Kansere bağlı trombozun tedavisinde, pıhtılaşmayı kolaylaştırıcı faktörler ortadan kaldırılmalı ya da azaltılmalıdır. Yatak istirahat süresinin kısaltılması ve bacaklardaki ödemin giderilmesi buna örnek olarak verilebilir. Primer hastalığın tedavisi trombozun düzelmesini kolaylaştırırsa da bu hastaların bir çoğu tedaviye dirençli olduğundan antikoagulasyon uygulanmalıdır. Tedaviye heparin ile başlanmalıdır. Aktif malignensi ve kemoterapi gibi risk faktörleri devam ettiği sürece antikoagulasyon da devam etmelidir. Uzun süreli tedavi için varfarin ya da cilt altı heparin kullanılabilir. Düşük molekül ağırlıklı heparin gerek başlangıç, gerekse uzun süreli tedavi için son yıllarda tercih edilen bir tedavi yöntemi olmuştur. Bu tedaviden oldukça yararlı sonuçlar elde edilmiştir. Mortalite oranı, düşük molekül ağırlıklı heparinde konvansiyonel heparine göre daha düşük bulunmuştur. İlaç kesildikten sonra da olumlu etkisi nedeniyle mortalitedeki azalma devam etmektedir. Varfarin tedavisinde ‘International normalized ratio’nun tutturulmasının zorluğu, artan kanama insidansı ve tekrarlayan trombus riski, düşük molekül ağırlıklı heparin tedavisinin tercih edilmesimdeki diğer etmenlerdir. Antikoagulasyon kanser hastalarında her zaman başarılı sonuç vermez. Kanama riski nedeniyle trombolitik ajanlar kullanılmaz. Bunlar, ancak iyi prognozlu kanserlerde masif pulmoner embolisi bulunan ya da yeni, semptomatik ileofemoral venöz trombozu gelişen hastalarda kullanılmalıdır. Trousseau sendromu da tedavisi zor komplikasyonlardandır. Hastalar heparinden yarar görürler. Bu hastalara varfarin önerilmemektedir.

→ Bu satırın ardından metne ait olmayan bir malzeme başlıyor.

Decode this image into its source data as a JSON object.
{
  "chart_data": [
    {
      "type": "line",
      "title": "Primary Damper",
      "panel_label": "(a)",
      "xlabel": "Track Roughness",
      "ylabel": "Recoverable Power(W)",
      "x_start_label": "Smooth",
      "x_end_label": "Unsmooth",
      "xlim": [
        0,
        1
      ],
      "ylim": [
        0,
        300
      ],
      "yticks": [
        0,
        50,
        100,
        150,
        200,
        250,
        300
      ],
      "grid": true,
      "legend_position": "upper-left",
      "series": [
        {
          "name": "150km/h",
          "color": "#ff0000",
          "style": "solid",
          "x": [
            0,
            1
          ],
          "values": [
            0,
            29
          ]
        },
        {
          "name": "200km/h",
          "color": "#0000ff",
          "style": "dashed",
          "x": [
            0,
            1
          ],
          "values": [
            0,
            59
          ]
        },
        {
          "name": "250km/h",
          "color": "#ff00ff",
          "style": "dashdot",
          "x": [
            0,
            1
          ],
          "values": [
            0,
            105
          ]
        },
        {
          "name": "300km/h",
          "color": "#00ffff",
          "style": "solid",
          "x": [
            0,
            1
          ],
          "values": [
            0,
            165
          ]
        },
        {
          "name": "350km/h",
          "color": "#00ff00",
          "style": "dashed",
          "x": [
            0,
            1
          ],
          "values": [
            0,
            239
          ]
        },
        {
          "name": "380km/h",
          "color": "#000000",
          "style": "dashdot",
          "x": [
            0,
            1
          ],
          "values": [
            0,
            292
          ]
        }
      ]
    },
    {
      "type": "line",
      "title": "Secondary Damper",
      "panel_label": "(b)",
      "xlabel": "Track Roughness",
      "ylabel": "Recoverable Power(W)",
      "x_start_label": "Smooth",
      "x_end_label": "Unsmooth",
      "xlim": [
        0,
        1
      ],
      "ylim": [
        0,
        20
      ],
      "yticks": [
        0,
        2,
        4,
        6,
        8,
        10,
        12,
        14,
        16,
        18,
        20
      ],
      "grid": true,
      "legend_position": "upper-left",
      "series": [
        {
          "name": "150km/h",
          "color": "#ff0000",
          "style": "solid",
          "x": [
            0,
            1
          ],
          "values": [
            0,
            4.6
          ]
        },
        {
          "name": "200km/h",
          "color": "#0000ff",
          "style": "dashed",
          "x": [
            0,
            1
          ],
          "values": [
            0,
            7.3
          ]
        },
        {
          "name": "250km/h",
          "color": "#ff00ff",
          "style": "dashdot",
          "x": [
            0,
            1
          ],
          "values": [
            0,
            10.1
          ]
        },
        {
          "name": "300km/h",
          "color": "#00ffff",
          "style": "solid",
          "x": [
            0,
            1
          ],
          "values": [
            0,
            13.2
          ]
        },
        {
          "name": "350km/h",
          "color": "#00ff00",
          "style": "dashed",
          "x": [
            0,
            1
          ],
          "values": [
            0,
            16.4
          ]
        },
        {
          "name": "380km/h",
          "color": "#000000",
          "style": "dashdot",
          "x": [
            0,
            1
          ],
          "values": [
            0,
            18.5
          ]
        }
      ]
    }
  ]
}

NONBAKTERİYEL TROMBOTİK ENDOKARDİT

Nonbakteriyel trombotik endokardit, kanserdeki artmış hiperkoagulopatinin özel bir sonucudur. Kalp kapakçıklarında steril trombotik vejetasyonlarla karakterizedir ve özellikle müsin üreten adenokarsinomlarda daha sık görülür. Küçük hücreli dışı akciğer kanseri, prostat kanseri ve pankreatik kanser bunlar arasında sayılabilir. Nadiren lösemi ve lenfomalarda da görülebilir. Esas olarak nörolojik komplikasyonlar ile karakterizedir. Beyin damarlarına ait emboliler sonucu konfüzyon, kasılma ve oryantasyon bozukluğu oluşur. Daha az olmak üzere, sistemik emboliler de görülür. Otopside dalak, böbrek, sindirim sistemi ve koroner arterlerde emboliler gözlenmiştir. Bu hastalık kanserde venöz tromboza göre çok daha nadir görülen arteriyel trombozun en önemli nedenidir. Kesin tanı beyin anjiyografisi ile konur. Bunda çok sayıda arteriyel tıkanıklıklar tespit edilir. Hastalığın kardiyak bulguları minimaldir. İki mm üstündeki vejetasyonlar ekokardiyografide tespit edilir. Kalpte üfürüm çoğunlukla duyulmaz. Ateş alışılmış bir bulgu değildir. Deride, merkez sinir sisteminde, genitoüriner sistemde, solunum yollarında ve sindirim sisteminde kanamalar olabilir. Altte yatan hastalığın tedavisi, tedavinin esasını oluşturur. Antikoagulanların yaygın kanseri olan hastalarda yararı yoktur.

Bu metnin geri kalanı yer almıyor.